Hershey deepens protein push as functional snacking demand grows
Hershey is treating protein as a growth engine, not a garnish, as it pushes into functional snacking and a market it values at about $6 billion.

Hershey is using protein to redraw its identity in snacking, positioning the ingredient as a core growth engine rather than a side-line claim. At its investor day at the New York Stock Exchange in New York, New York, the company said it is expanding into premium, better-for-you, salty and functional snacking, starting with protein, as it seeks to meet consumers who want snacks that deliver both enjoyment and measurable benefit.
Kirk Tanner framed the move as a companywide shift, saying Hershey would go to market as “one integrated team across sweet, salty, and functional snacking.” He also pointed to a “robust five-year innovation pipeline” designed to grow the core business while moving faster into the categories with the strongest momentum. That is a meaningful signal for a legacy confectionery company: protein is no longer being treated as a niche add-on, but as part of assortment planning, brand architecture and product development across multiple formats.

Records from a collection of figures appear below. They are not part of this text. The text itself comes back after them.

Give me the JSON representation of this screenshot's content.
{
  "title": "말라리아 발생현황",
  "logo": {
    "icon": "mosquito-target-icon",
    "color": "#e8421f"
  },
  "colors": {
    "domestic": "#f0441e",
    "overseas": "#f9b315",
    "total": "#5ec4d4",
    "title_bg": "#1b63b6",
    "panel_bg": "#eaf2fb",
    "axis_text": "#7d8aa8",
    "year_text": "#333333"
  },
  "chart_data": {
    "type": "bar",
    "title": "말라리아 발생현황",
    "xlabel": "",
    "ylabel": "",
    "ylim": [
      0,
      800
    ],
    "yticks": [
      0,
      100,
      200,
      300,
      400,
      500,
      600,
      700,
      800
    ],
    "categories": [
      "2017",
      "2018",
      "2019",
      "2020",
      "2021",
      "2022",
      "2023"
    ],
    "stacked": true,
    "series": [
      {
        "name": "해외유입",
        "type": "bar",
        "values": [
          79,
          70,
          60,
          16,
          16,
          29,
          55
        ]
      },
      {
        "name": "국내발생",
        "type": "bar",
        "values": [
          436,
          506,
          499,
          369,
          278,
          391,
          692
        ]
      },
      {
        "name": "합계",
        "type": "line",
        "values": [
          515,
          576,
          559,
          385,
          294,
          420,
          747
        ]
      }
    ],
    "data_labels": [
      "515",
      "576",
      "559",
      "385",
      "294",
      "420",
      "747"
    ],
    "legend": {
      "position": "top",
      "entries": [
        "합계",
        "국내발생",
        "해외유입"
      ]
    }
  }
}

The timing fits a broader bet on better-for-you snacking. Hershey said its fiscal 2026 outlook called for net sales growth of 4% to 5% and organic net sales growth of 2.5% to 3.5%, including about a 150-basis-point benefit from the LesserEvil acquisition. Hershey announced its intent to acquire LesserEvil on April 3, 2025 and completed the deal on November 19, 2025. The company said the purchase expanded its better-for-you portfolio and added manufacturing capacity, giving Hershey more room to compete in adjacent categories where protein and other functional claims matter.
Hershey’s own brands page now reflects that shift in how the company talks to consumers. It says Hershey offers more than 90 brands and describes its portfolio as ranging from indulgent treats to “a boost of protein between meals.” That language matters because it shows how protein has moved into mainstream merchandising, not just into isolated bars or specialty products. Hershey also said protein and fiber are now perceived as hero ingredients, and that functional, premium, flavor, texture and customization will shape future growth.

The consumer backdrop helps explain why Hershey is leaning in. The International Food Information Council found that 70% of Americans said they were trying to consume protein in 2025, up from 59% in 2022, while 35% said they increased protein consumption in the last year. At the same time, 53% said they were unaware of how much protein they should consume daily, leaving room for branded food makers to define the category for them. NIQ said snacking now accounts for more than $135 billion annually and that health and wellness is driving demand for protein-packed options that still deliver taste. For Hershey, that makes protein less a fad than a strategic lens for the next phase of growth.